NATO is a giant web with the potential to draw the US nuclear arsenal into WWIII. while this was needed to prevent a soviet conquest of war-torn europe in 1949, its useful lifespan has passed. most sane people would seek to limit, or even disband, such a potentially dangerous entity. instead, our state department is seeking to englarge it.

it's time Americans ask "what does NATO do for me?" how does it make my life or family safer? it's time to ask whether NATO has become, in fact, the very thing Jefferson and Washington both warned against.

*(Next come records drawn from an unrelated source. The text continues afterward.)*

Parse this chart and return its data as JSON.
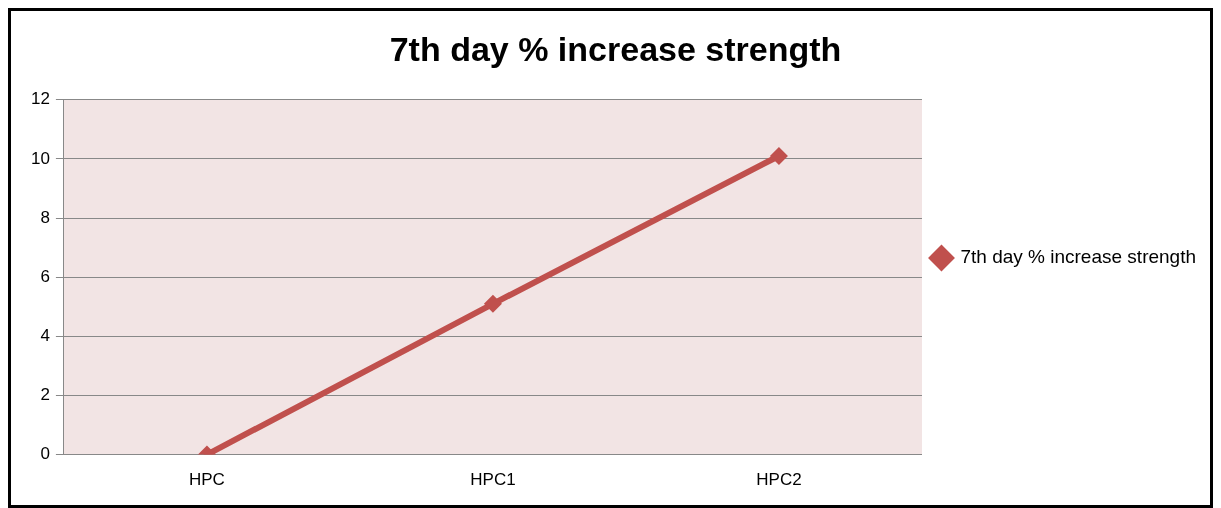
{
  "chart_data": {
    "type": "line",
    "title": "7th day % increase strength",
    "categories": [
      "HPC",
      "HPC1",
      "HPC2"
    ],
    "series": [
      {
        "name": "7th day % increase strength",
        "color": "#c0504d",
        "values": [
          0,
          5.1,
          10.1
        ]
      }
    ],
    "ylim": [
      0,
      12
    ],
    "yticks": [
      0,
      2,
      4,
      6,
      8,
      10,
      12
    ],
    "grid": "y",
    "legend": "right",
    "marker": "diamond",
    "line_style": "solid"
  }
}
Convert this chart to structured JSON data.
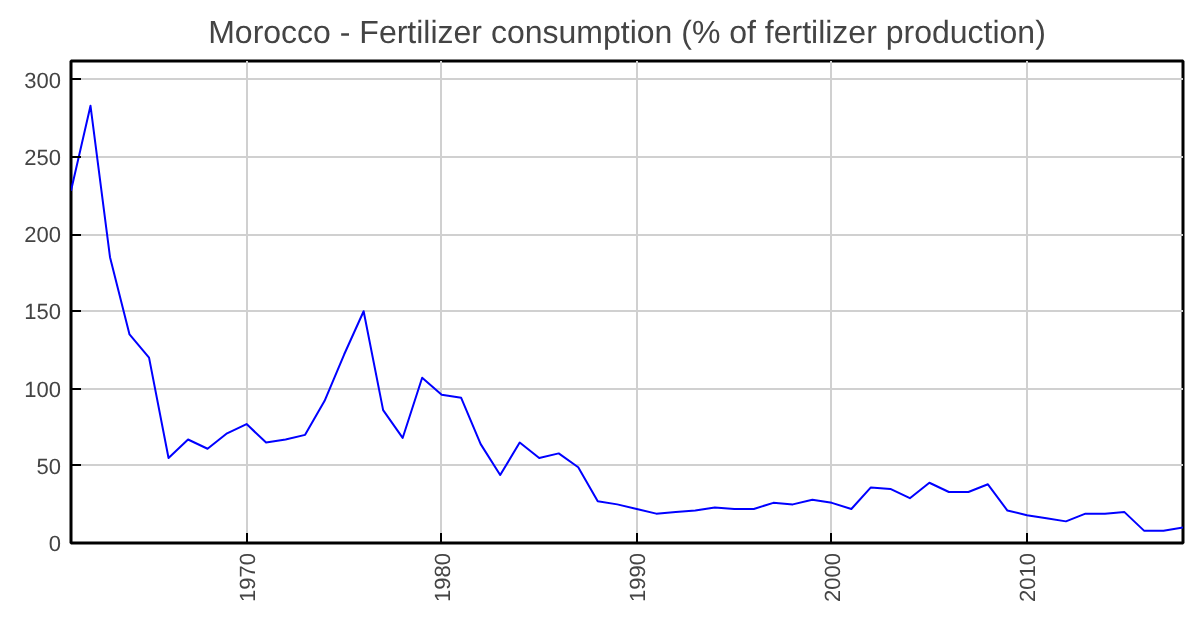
{
  "chart_data": {
    "type": "line",
    "title": "Morocco - Fertilizer consumption (% of fertilizer production)",
    "x": [
      1961,
      1962,
      1963,
      1964,
      1965,
      1966,
      1967,
      1968,
      1969,
      1970,
      1971,
      1972,
      1973,
      1974,
      1975,
      1976,
      1977,
      1978,
      1979,
      1980,
      1981,
      1982,
      1983,
      1984,
      1985,
      1986,
      1987,
      1988,
      1989,
      1990,
      1991,
      1992,
      1993,
      1994,
      1995,
      1996,
      1997,
      1998,
      1999,
      2000,
      2001,
      2002,
      2003,
      2004,
      2005,
      2006,
      2007,
      2008,
      2009,
      2010,
      2011,
      2012,
      2013,
      2014,
      2015,
      2016,
      2017,
      2018
    ],
    "series": [
      {
        "color": "#0000ff",
        "values": [
          228,
          283,
          185,
          135,
          120,
          55,
          67,
          61,
          71,
          77,
          65,
          67,
          70,
          92,
          122,
          150,
          86,
          68,
          107,
          96,
          94,
          64,
          44,
          65,
          55,
          58,
          49,
          27,
          25,
          22,
          19,
          20,
          21,
          23,
          22,
          22,
          26,
          25,
          28,
          26,
          22,
          36,
          35,
          29,
          39,
          33,
          33,
          38,
          21,
          18,
          16,
          14,
          19,
          19,
          20,
          8,
          8,
          10
        ]
      }
    ],
    "xlim": [
      1961,
      2018
    ],
    "xticks": [
      1970,
      1980,
      1990,
      2000,
      2010
    ],
    "ylim": [
      0,
      312
    ],
    "yticks": [
      0,
      50,
      100,
      150,
      200,
      250,
      300
    ],
    "grid": true,
    "marker": "none",
    "line_style": "solid"
  }
}
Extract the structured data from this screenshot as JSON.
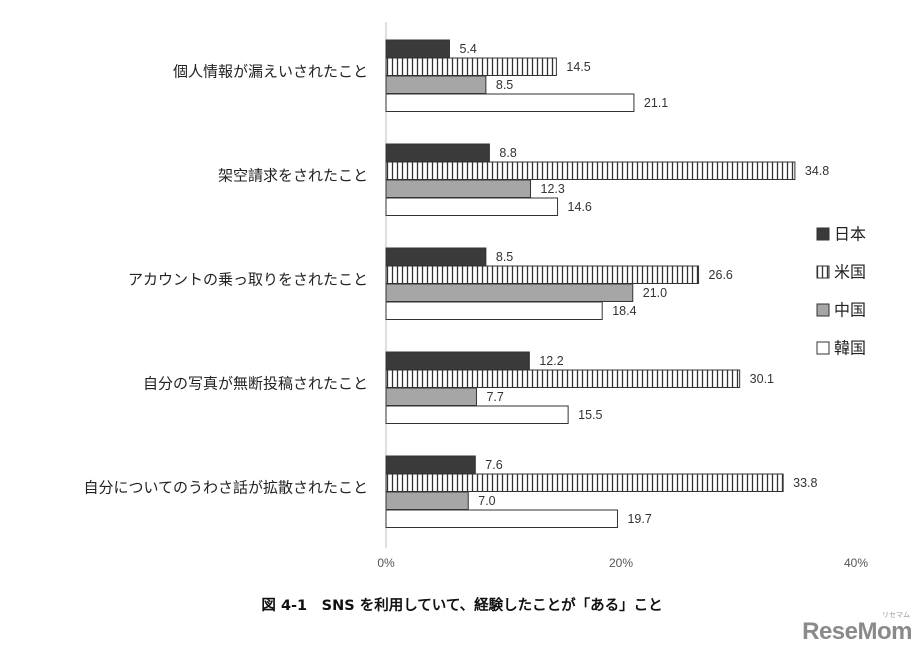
{
  "chart_data": {
    "type": "bar",
    "orientation": "horizontal",
    "title": "図 4-1　SNS を利用していて、経験したことが「ある」こと",
    "categories": [
      "個人情報が漏えいされたこと",
      "架空請求をされたこと",
      "アカウントの乗っ取りをされたこと",
      "自分の写真が無断投稿されたこと",
      "自分についてのうわさ話が拡散されたこと"
    ],
    "series": [
      {
        "name": "日本",
        "values": [
          5.4,
          8.8,
          8.5,
          12.2,
          7.6
        ],
        "style": "solid",
        "color": "#3a3a3a"
      },
      {
        "name": "米国",
        "values": [
          14.5,
          34.8,
          26.6,
          30.1,
          33.8
        ],
        "style": "vertical-stripes",
        "color": "#3a3a3a"
      },
      {
        "name": "中国",
        "values": [
          8.5,
          12.3,
          21.0,
          7.7,
          7.0
        ],
        "style": "solid",
        "color": "#a6a6a6"
      },
      {
        "name": "韓国",
        "values": [
          21.1,
          14.6,
          18.4,
          15.5,
          19.7
        ],
        "style": "outline",
        "color": "#ffffff"
      }
    ],
    "xlim": [
      0,
      40
    ],
    "xticks": [
      "0%",
      "20%",
      "40%"
    ],
    "xlabel": "",
    "ylabel": "",
    "grid": false,
    "legend_position": "right"
  },
  "logo_text": "ReseMom",
  "logo_small": "リセマム"
}
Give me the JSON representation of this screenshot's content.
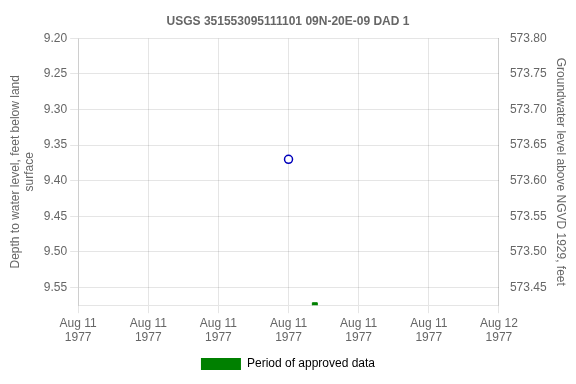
{
  "chart_data": {
    "type": "scatter",
    "title": "USGS 351553095111101 09N-20E-09 DAD 1",
    "y_label": "Depth to water level, feet below land\nsurface",
    "y2_label": "Groundwater level above NGVD 1929, feet",
    "xlim": [
      0,
      24
    ],
    "xticks": [
      {
        "value": 0,
        "label": "Aug 11\n1977"
      },
      {
        "value": 4,
        "label": "Aug 11\n1977"
      },
      {
        "value": 8,
        "label": "Aug 11\n1977"
      },
      {
        "value": 12,
        "label": "Aug 11\n1977"
      },
      {
        "value": 16,
        "label": "Aug 11\n1977"
      },
      {
        "value": 20,
        "label": "Aug 11\n1977"
      },
      {
        "value": 24,
        "label": "Aug 12\n1977"
      }
    ],
    "ylim": [
      9.575,
      9.2
    ],
    "yticks": [
      {
        "value": 9.2,
        "label": "9.20"
      },
      9.25,
      {
        "value": 9.3,
        "label": "9.30"
      },
      9.35,
      {
        "value": 9.4,
        "label": "9.40"
      },
      9.45,
      {
        "value": 9.5,
        "label": "9.50"
      },
      9.55
    ],
    "y2lim": [
      573.425,
      573.8
    ],
    "y2ticks": [
      {
        "value": 573.8,
        "label": "573.80"
      },
      573.75,
      {
        "value": 573.7,
        "label": "573.70"
      },
      573.65,
      {
        "value": 573.6,
        "label": "573.60"
      },
      573.55,
      {
        "value": 573.5,
        "label": "573.50"
      },
      573.45
    ],
    "grid": true,
    "legend": "bottom",
    "series": [
      {
        "color": "#0000bb",
        "marker": "circle-open",
        "x": [
          12.0
        ],
        "values": [
          9.37
        ]
      },
      {
        "name": "Period of approved data",
        "color": "#008000",
        "marker": "square",
        "x": [
          13.5
        ],
        "values": [
          9.575
        ]
      }
    ]
  }
}
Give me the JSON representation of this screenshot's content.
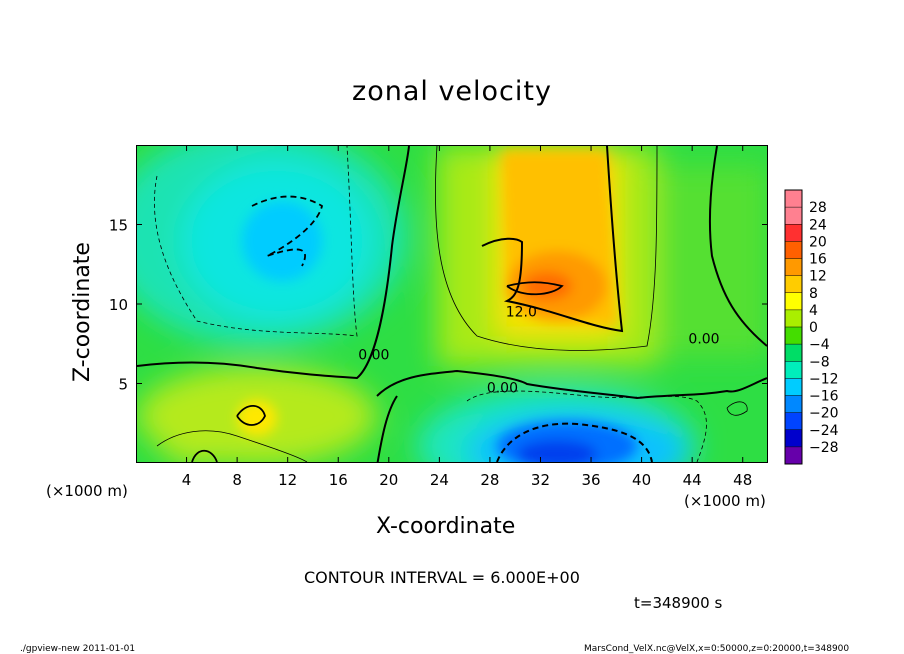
{
  "title": "zonal velocity",
  "chart_data": {
    "type": "heatmap",
    "title": "zonal velocity",
    "xlabel": "X-coordinate",
    "ylabel": "Z-coordinate",
    "x_unit": "(×1000 m)",
    "y_unit": "(×1000 m)",
    "xlim": [
      0,
      50
    ],
    "ylim": [
      0,
      20
    ],
    "xticks": [
      4,
      8,
      12,
      16,
      20,
      24,
      28,
      32,
      36,
      40,
      44,
      48
    ],
    "yticks": [
      5,
      10,
      15
    ],
    "colorbar": {
      "levels": [
        28,
        24,
        20,
        16,
        12,
        8,
        4,
        0,
        -4,
        -8,
        -12,
        -16,
        -20,
        -24,
        -28
      ],
      "colors": [
        "#ff8090",
        "#ff3030",
        "#ff6000",
        "#ff9900",
        "#ffcc00",
        "#ffff00",
        "#aaee00",
        "#44dd00",
        "#00dd66",
        "#00eebb",
        "#00ccff",
        "#0088ff",
        "#0044ff",
        "#0000cc",
        "#6600aa"
      ]
    },
    "contour_labels": [
      {
        "text": "12.0",
        "x": 30.5,
        "z": 9.2
      },
      {
        "text": "0.00",
        "x": 18.8,
        "z": 6.5
      },
      {
        "text": "0.00",
        "x": 29.0,
        "z": 4.4
      },
      {
        "text": "0.00",
        "x": 45.0,
        "z": 7.5
      }
    ]
  },
  "contour_interval": "CONTOUR INTERVAL = 6.000E+00",
  "time_label": "t=348900 s",
  "footer_left": "./gpview-new   2011-01-01",
  "footer_right": "MarsCond_VelX.nc@VelX,x=0:50000,z=0:20000,t=348900",
  "colors": {
    "background": "#00dd55"
  }
}
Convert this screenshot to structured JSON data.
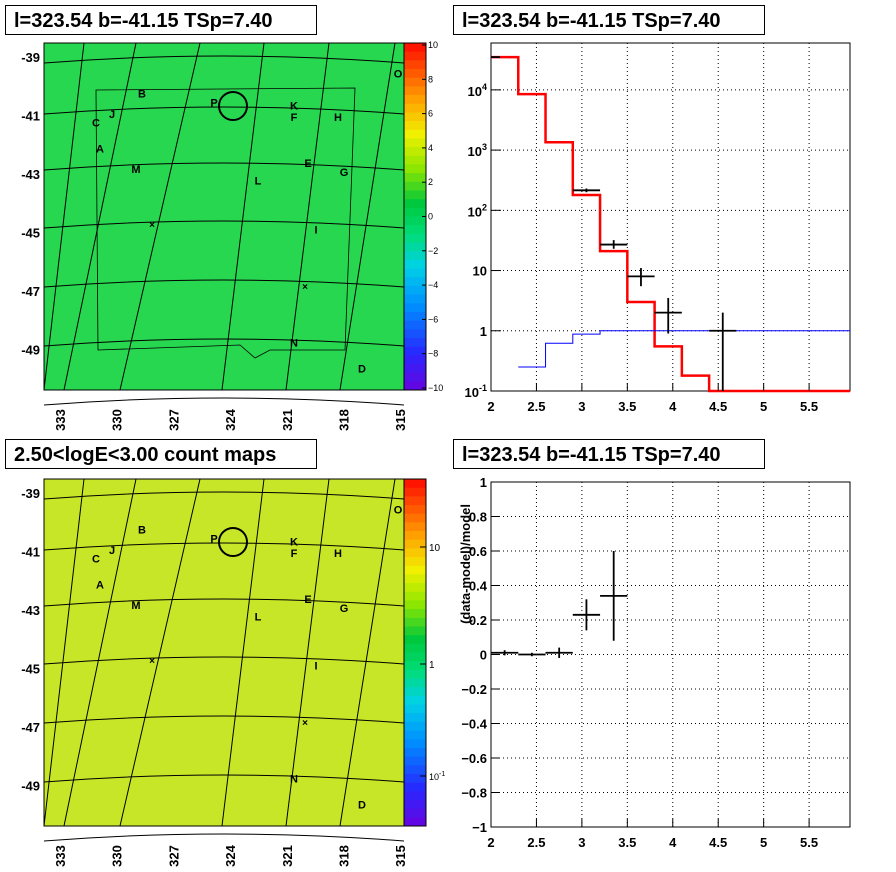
{
  "panels": {
    "top_left_title": "l=323.54 b=-41.15 TSp=7.40",
    "top_right_title": "l=323.54 b=-41.15 TSp=7.40",
    "bottom_left_title": "2.50<logE<3.00 count maps",
    "bottom_right_title": "l=323.54 b=-41.15 TSp=7.40"
  },
  "chart_data": [
    {
      "type": "heatmap",
      "title": "l=323.54 b=-41.15 TSp=7.40",
      "x_ticks": [
        "333",
        "330",
        "327",
        "324",
        "321",
        "318",
        "315"
      ],
      "y_ticks": [
        "-39",
        "-41",
        "-43",
        "-45",
        "-47",
        "-49"
      ],
      "colorbar_ticks": [
        "10",
        "8",
        "6",
        "4",
        "2",
        "0",
        "−2",
        "−4",
        "−6",
        "−8",
        "−10"
      ],
      "zlim": [
        -10,
        10
      ],
      "sources": [
        {
          "label": "O",
          "l": 315.8,
          "b": -39.5
        },
        {
          "label": "B",
          "l": 328.6,
          "b": -40.2
        },
        {
          "label": "P",
          "l": 325.0,
          "b": -40.5
        },
        {
          "label": "K",
          "l": 321.0,
          "b": -40.6
        },
        {
          "label": "C",
          "l": 330.9,
          "b": -41.2
        },
        {
          "label": "J",
          "l": 330.1,
          "b": -40.9
        },
        {
          "label": "F",
          "l": 321.0,
          "b": -41.0
        },
        {
          "label": "H",
          "l": 318.8,
          "b": -41.0
        },
        {
          "label": "A",
          "l": 330.7,
          "b": -42.1
        },
        {
          "label": "M",
          "l": 328.9,
          "b": -42.8
        },
        {
          "label": "E",
          "l": 320.3,
          "b": -42.6
        },
        {
          "label": "G",
          "l": 318.5,
          "b": -42.9
        },
        {
          "label": "L",
          "l": 322.8,
          "b": -43.2
        },
        {
          "label": "I",
          "l": 319.9,
          "b": -44.9
        },
        {
          "label": "N",
          "l": 321.0,
          "b": -48.8
        },
        {
          "label": "D",
          "l": 317.6,
          "b": -49.7
        }
      ],
      "target": {
        "l": 323.54,
        "b": -41.15
      }
    },
    {
      "type": "line",
      "title": "l=323.54 b=-41.15 TSp=7.40",
      "x_ticks": [
        "2",
        "2.5",
        "3",
        "3.5",
        "4",
        "4.5",
        "5",
        "5.5"
      ],
      "y_ticks": [
        "10^-1",
        "1",
        "10",
        "10^2",
        "10^3",
        "10^4"
      ],
      "xlim": [
        2,
        5.95
      ],
      "ylim": [
        0.1,
        60000
      ],
      "log_y": true,
      "grid": true,
      "series": [
        {
          "style": "step",
          "color": "#ff0000",
          "edges": [
            2,
            2.3,
            2.6,
            2.9,
            3.2,
            3.5,
            3.8,
            4.1,
            4.4,
            5.95
          ],
          "values": [
            35000,
            8500,
            1350,
            180,
            21,
            3.0,
            0.55,
            0.18,
            0.1
          ]
        },
        {
          "style": "step",
          "color": "#0000ff",
          "edges": [
            2.3,
            2.6,
            2.9,
            3.2,
            5.95
          ],
          "values": [
            0.25,
            0.62,
            0.88,
            1.0
          ]
        },
        {
          "style": "errorbar",
          "color": "#000000",
          "x": [
            2.05,
            3.05,
            3.35,
            3.65,
            3.95,
            4.55
          ],
          "xerr": [
            0.05,
            0.15,
            0.15,
            0.15,
            0.15,
            0.15
          ],
          "y": [
            35000,
            215,
            27,
            8,
            2,
            1
          ],
          "ylo": [
            34000,
            200,
            23,
            5.5,
            0.9,
            0.1
          ],
          "yhi": [
            36000,
            230,
            32,
            11,
            3.5,
            2
          ]
        }
      ]
    },
    {
      "type": "heatmap",
      "title": "2.50<logE<3.00 count maps",
      "x_ticks": [
        "333",
        "330",
        "327",
        "324",
        "321",
        "318",
        "315"
      ],
      "y_ticks": [
        "-39",
        "-41",
        "-43",
        "-45",
        "-47",
        "-49"
      ],
      "colorbar_ticks": [
        "10",
        "1",
        "10^-1"
      ],
      "log_z": true
    },
    {
      "type": "scatter",
      "title": "l=323.54 b=-41.15 TSp=7.40",
      "ylabel": "(data-model)/model",
      "x_ticks": [
        "2",
        "2.5",
        "3",
        "3.5",
        "4",
        "4.5",
        "5",
        "5.5"
      ],
      "y_ticks": [
        "1",
        "0.8",
        "0.6",
        "0.4",
        "0.2",
        "0",
        "−0.2",
        "−0.4",
        "−0.6",
        "−0.8",
        "−1"
      ],
      "xlim": [
        2,
        5.95
      ],
      "ylim": [
        -1,
        1
      ],
      "grid": true,
      "points": [
        {
          "x": 2.15,
          "xerr": 0.15,
          "y": 0.01,
          "yerr": 0.015
        },
        {
          "x": 2.45,
          "xerr": 0.15,
          "y": 0.0,
          "yerr": 0.01
        },
        {
          "x": 2.75,
          "xerr": 0.15,
          "y": 0.01,
          "yerr": 0.03
        },
        {
          "x": 3.05,
          "xerr": 0.15,
          "y": 0.23,
          "yerr": 0.09
        },
        {
          "x": 3.35,
          "xerr": 0.15,
          "y": 0.34,
          "yerr": 0.26
        }
      ]
    }
  ]
}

their wisdom, restraint and character gave us our freedom and prosperity. what happens to us if we ignore their lessons now?

1 comment:

Clown George said...

their wisdom, restraint and character gave us our freedom and prosperity. what happens to us if we ignore their lessons now?

Now?

In the 20th century, Lenin, Stalin, Hitler, Mao and other assorted commie/fascist thugs made clear the true nature of totalitarian socialism -- that it's an inherently oppressive and murderous ideology.
The United States, by sticking with at least the fundamentals of the founders' wisdom and restraint at home, was thus comparatively the good guy in terms of the way its own people were treated. As nasty as the U.S. gov't was to various different Americans last century, it didn't shove people into gas chambers, send them to gulags, or deliberately starve millions of them to death. The virtues of even seriously restrained capitalism and freedom eventually became obvious in light of the charnel houses that hardcore collectivism made out of the countries where it was imposed.
Unfortunately, while the totalitarian nations were busy setting records for the mass-murder of their own people, the record for the slaughter of foreigners was set by the good old USA, generally in the name of "freedom," "human rights," etc ...
Who are the imperialists? Good question.
Anyway, to be clear, I totally agree with what you've said here.
We won the damn cold war, but we're still living in the same mindset. And despite our being on the right ideological side in that conflict, that mindset was never anything particularly virtuous -- it mostly violated the founders' principles and made us become more like our enemies. The (as you point out, generally incompetent) federal gov't became an increasingly centralized authority, and created a vast military-industrial complex, a permanent marriage of big business and big-government that is completely divorced from the average person and his family's best interests. I know "military-industrial complex" is a favorite term for lefties, but it was Eisenhower (hardly a pinko, unless you're Robert Welch) who coined it. And it's appropriate, far as I'm concerned. The left is right about a lot of problems with this country. They're just confused about the nature of those problems, and cling to a lot of the same flawed ideas that have gotten us to where we are in the first place.

I think.

Sorry for the rambling post, just ranting a bit.